After the service, during the lunch, I heard snippets of conversation as I walked around tables or greeted people with their coffee. I could tell the Bishop had connected with the congregation, because people were talking about their own spirituality. One person talk about being in the woods in northern Minnesota, “that’s my spirituality, he said.” Another person told me about his experiences sailing as a crew member of a historic Gloucester ship, the camaraderie. Someone else talked about her photography. It was exciting for me to see the conversation from the worship service continue when we went downstairs for lunch. The thing you want most, as a pastor, or at least what I what most as a pastor is that faith be alive, a “living, busy, active, mighty thing” Luther called it.

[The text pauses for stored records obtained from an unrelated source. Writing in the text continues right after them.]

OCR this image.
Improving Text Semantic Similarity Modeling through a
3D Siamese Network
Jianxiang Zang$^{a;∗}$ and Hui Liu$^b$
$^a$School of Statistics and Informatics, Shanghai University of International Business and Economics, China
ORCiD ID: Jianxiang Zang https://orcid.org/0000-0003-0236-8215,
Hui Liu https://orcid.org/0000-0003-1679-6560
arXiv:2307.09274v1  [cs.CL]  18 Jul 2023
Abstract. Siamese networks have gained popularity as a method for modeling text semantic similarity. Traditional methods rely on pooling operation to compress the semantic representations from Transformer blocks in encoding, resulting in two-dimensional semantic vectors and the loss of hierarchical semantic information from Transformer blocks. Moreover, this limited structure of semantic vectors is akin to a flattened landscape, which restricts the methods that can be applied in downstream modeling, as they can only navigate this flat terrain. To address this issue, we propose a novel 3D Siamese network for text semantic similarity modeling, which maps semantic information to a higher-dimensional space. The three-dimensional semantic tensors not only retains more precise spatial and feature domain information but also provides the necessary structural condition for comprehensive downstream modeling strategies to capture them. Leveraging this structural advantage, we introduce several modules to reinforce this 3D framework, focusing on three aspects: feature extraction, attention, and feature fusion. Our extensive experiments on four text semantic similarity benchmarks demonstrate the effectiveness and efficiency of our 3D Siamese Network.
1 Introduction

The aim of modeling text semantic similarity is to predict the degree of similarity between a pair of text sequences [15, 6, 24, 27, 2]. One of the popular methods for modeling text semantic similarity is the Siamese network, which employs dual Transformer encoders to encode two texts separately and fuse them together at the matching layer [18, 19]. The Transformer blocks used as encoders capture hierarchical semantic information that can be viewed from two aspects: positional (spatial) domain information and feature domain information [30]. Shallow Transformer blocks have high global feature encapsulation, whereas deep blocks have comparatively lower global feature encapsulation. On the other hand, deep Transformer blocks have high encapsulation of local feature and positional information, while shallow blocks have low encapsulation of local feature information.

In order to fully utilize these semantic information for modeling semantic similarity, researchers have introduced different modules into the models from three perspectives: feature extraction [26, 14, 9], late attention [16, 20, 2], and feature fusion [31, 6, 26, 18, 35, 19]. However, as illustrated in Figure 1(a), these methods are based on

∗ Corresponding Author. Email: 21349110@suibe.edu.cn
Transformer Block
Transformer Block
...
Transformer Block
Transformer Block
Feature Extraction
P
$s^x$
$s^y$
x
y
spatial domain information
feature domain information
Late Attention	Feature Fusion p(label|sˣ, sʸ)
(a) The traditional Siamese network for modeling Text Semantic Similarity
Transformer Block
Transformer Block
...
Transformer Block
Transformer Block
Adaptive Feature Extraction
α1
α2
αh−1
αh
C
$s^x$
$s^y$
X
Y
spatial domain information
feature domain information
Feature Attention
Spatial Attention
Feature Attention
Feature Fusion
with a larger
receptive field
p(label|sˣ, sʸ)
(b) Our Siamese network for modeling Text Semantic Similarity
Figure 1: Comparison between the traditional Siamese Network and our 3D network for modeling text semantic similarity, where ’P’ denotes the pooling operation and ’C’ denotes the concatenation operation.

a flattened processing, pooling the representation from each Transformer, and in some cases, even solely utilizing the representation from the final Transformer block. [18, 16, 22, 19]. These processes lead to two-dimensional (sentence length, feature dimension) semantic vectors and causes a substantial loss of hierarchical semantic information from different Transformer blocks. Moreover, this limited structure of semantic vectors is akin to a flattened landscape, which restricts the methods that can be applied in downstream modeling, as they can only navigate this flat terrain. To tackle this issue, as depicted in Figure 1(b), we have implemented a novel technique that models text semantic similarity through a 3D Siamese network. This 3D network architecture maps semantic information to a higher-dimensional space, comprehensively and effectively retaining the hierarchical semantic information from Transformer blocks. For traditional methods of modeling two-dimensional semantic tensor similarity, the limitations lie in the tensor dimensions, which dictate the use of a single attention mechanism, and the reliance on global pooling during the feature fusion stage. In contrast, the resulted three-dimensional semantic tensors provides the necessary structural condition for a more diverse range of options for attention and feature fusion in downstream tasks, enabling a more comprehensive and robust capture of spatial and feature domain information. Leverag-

It’s always wonderful to see that in people’s lives, and I saw it on Sunday. After he finished his corn chowder and salad, Bishop Hazelwood stayed at his table with us in the middle of the room; people came to get their books signed, then sat down and began to talk with him about their experiences. He’s an inviting, personable man, and we connected with him, and with his book. Most of all, we connected with what is holy in our lives, with God in our everyday lives. All in all, a wonderful morning.